«Le rythme est d’une fusion/ acquisition par an ! Et remarquons bien ceci : en assurance de personnes, il n’y a pas de Walmart ou de Target. Les assureurs américains n’entrent pas au Canada. Ils en sortent, tout comme les Européens», observe Robert Landry, ancien vice-président exécutif chez AXA Canada pendant plus de dix ans.

Marché mature

En effet, depuis 20 ans, aucune filiale étrangère ne se trouve parmi les consolidateurs de l’industrie canadienne de l’assurance de personnes (voir l’encadré : 20 ans de consolidation).

Robert Landry l’explique ainsi. «Le marché canadien est mature et la croissance est faible. Les bas taux d’intérêt vont perdurer et la réglementation est très contraignante. Les assureurs étrangers finissent par se rendre compte qu’ils ne font pas autant d’argent qu’ailleurs, surtout en Asie. Sous la pression des actionnaires, ils finissent alors par quitter le marché canadien».

L’avenir du seul assureur vie sous propriété étrangère serait-il donc menacé ? N’oublions pas qu’après la vente de la Standard Life, il n’en reste qu’un seul, Transamerica Vie Canada, qui appartient à Aegon, le deuxième assureur en importance des Pays-Bas.

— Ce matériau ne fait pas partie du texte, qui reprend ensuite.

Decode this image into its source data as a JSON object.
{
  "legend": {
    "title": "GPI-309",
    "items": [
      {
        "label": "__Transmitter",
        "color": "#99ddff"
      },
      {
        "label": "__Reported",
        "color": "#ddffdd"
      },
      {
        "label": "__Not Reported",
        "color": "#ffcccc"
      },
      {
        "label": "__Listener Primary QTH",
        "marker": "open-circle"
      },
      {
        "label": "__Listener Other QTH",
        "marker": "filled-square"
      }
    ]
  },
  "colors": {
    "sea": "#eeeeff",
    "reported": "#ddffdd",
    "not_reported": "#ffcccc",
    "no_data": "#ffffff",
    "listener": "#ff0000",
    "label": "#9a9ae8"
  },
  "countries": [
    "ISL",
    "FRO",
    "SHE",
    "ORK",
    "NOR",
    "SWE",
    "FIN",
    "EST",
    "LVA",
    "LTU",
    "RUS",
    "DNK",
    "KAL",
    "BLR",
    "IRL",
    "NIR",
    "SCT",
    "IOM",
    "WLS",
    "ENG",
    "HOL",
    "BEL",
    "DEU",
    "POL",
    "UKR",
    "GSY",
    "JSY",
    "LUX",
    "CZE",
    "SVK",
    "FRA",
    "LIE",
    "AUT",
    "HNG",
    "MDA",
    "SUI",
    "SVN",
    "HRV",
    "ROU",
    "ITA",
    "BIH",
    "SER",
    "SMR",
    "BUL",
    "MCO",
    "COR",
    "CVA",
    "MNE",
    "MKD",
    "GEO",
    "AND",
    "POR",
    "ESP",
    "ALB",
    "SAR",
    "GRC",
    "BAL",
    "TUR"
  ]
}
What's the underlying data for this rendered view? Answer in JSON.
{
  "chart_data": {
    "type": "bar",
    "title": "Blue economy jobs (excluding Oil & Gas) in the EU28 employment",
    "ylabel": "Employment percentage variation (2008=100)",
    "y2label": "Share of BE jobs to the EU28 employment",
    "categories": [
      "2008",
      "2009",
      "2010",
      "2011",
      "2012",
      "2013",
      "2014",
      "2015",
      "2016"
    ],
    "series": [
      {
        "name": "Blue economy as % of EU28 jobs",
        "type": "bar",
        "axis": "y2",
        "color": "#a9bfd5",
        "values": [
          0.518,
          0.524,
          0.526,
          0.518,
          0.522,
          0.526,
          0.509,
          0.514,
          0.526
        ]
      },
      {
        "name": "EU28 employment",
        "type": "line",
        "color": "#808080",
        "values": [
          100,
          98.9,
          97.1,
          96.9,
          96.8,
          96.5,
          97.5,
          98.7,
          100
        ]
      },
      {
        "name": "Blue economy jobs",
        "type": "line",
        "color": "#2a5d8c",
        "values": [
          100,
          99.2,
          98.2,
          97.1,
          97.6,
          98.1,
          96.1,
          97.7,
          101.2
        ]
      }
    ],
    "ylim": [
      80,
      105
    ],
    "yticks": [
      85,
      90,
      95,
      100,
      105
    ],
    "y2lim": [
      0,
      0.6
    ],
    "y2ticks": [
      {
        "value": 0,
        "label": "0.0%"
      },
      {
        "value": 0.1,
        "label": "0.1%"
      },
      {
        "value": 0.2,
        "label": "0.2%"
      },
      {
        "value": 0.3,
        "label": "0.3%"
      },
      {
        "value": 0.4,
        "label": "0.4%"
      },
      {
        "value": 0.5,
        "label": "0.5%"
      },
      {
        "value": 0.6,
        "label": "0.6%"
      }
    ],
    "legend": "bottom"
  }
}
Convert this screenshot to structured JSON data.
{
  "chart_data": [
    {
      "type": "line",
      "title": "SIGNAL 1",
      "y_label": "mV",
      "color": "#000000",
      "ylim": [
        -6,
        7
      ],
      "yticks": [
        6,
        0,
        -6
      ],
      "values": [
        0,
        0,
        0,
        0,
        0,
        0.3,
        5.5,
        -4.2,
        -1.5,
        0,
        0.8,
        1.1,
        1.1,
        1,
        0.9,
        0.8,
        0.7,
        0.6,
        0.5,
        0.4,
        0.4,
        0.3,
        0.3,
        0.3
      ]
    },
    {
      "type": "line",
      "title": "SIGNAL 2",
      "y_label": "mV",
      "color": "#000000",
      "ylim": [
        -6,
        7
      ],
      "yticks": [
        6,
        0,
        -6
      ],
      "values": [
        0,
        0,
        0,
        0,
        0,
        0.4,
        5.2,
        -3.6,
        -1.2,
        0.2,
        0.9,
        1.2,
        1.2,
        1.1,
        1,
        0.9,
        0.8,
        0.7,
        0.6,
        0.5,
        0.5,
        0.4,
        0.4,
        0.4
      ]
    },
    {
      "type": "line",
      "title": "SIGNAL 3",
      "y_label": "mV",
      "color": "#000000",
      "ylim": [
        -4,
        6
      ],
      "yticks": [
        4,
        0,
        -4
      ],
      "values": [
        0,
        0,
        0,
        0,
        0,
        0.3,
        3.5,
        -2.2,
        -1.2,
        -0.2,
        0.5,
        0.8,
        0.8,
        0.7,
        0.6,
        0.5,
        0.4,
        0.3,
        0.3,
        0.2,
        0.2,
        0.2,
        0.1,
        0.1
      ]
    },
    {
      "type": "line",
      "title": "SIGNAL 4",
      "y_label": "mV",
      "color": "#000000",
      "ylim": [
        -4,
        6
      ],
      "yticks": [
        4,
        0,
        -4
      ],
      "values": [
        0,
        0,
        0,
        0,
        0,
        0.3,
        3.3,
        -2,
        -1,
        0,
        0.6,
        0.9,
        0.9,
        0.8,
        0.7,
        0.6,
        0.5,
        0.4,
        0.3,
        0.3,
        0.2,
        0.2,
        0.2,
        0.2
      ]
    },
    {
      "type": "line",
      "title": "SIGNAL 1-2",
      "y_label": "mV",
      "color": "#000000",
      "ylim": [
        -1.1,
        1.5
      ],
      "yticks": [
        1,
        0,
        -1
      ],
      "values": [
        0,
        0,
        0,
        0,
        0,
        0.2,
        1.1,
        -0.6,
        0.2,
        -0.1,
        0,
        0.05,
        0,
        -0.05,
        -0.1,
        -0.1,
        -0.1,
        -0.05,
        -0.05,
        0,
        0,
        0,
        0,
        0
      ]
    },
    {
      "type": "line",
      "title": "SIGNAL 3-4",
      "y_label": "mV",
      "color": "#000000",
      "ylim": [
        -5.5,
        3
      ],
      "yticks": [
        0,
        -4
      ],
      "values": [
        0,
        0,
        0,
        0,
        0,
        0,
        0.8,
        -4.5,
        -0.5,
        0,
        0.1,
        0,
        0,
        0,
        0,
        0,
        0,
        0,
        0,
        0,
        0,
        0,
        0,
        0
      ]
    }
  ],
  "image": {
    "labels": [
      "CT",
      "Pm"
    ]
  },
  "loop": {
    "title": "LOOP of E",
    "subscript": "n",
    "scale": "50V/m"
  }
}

À la lecture des rapports annuels d’Aegon, la compagnie canadienne est vulnérable. Les bénéfices avant impôts de Transamerica Vie Canada ont baissé de 55 % en 2013 par rapport à l’année précédente, de 17 % en 2012 et de 6 % en 2011. En outre, la filiale canadienne ne représentait plus en 2013 que 1 % des bénéfices avant impôts de Aegon, par rapport à 2,6 % en 2010.

«Toute filiale de société étrangère risque d’être larguée si les rendements ne sont pas au rendez-vous. En outre, Transamerica Vie Canada réalise plus de 85 % de ses revenus dans les secteurs peu dynamiques en matière de profit de l’assurance individuelle et des fonds distincts. Les actionnaires de Transamerica accepteront-ils encore longtemps de faibles rendements, une situation courante au Canada, mais à peu près unique dans le monde ? Cette compagnie est à la croisée des chemins», remarque Robert Landry.

Surprise en vue ?

Observateur attentif de l’industrie, l’ancien vice-président définit une règle d’or : le capital doit être investi là où il génère la plus grande profitabilité. «En dernière instance, il s’agit de l’élément crucial de toute décision d’affaires. Personne n’y échappe», ajoute-t-il.

Or, un manufacturier de produits d’assurance sous propriété canadienne lui apparaît vulnérable sur ce plan : Banque Nationale Assurances.

«Cette entité de la Banque Nationale vivote, en fabriquant notamment des produits d’assurance crédit. Elle fournit un apport très marginal aux activités de la Banque, elle ne fait pas partie de sa mission (core business) et elle ne contribue pas de façon significative à sa profitabilité. À mon avis, la Banque Nationale pourrait s’en départir ou faire manufacturer ses produits par un acteur plus important afin de se concentrer sur la distribution», dit-il.

Et s’il y avait vente, qui pourrait se porter acquéreur ?

Comme le mentionne la Banque dans son Rapport annuel de 2012, elle a commencé à vendre des produits de placement en gros dans le réseau de distribution de la Financière Sun Life en avril 2012. Son secteur de gestion de patrimoine a quant à lui prolongé pour une période de dix ans ses partenariats avec le Groupe Investors, Great-West Lifeco, Canada-Vie et London Life.

Or, relève Robert Landry, Sun Life et Great-West sont directement interpellées par l’acquisition de Standard Life Canada.

«D’ici quelques années, Manuvie sera beaucoup plus forte qu’aujourd’hui. Sun Life et Great-West Lifeco auront l’obligation de croître à leur tour, et si possible, en augmentant aussi la profitabilité de leurs affaires dans le secteur de l’assurance collective au moyen d’acquisitions», dit-il.

Leurs besoins de croissance pourraient ainsi être au moins partiellement résolus par deux cibles qui pourraient bien se présenter d’elles-mêmes, à savoir Transamerica Vie Canada et Banque Nationale Assurances.

«Personne ne peut prévoir que ces deux compagnies seront les prochains dominos de l’industrie de l’assurance de personnes. On doit cependant constater qu’au point de vue des stratégies d’affaires, il y a une forte complémentarité entre deux vendeurs potentiels et deux acheteurs possibles», résume Robert Landry.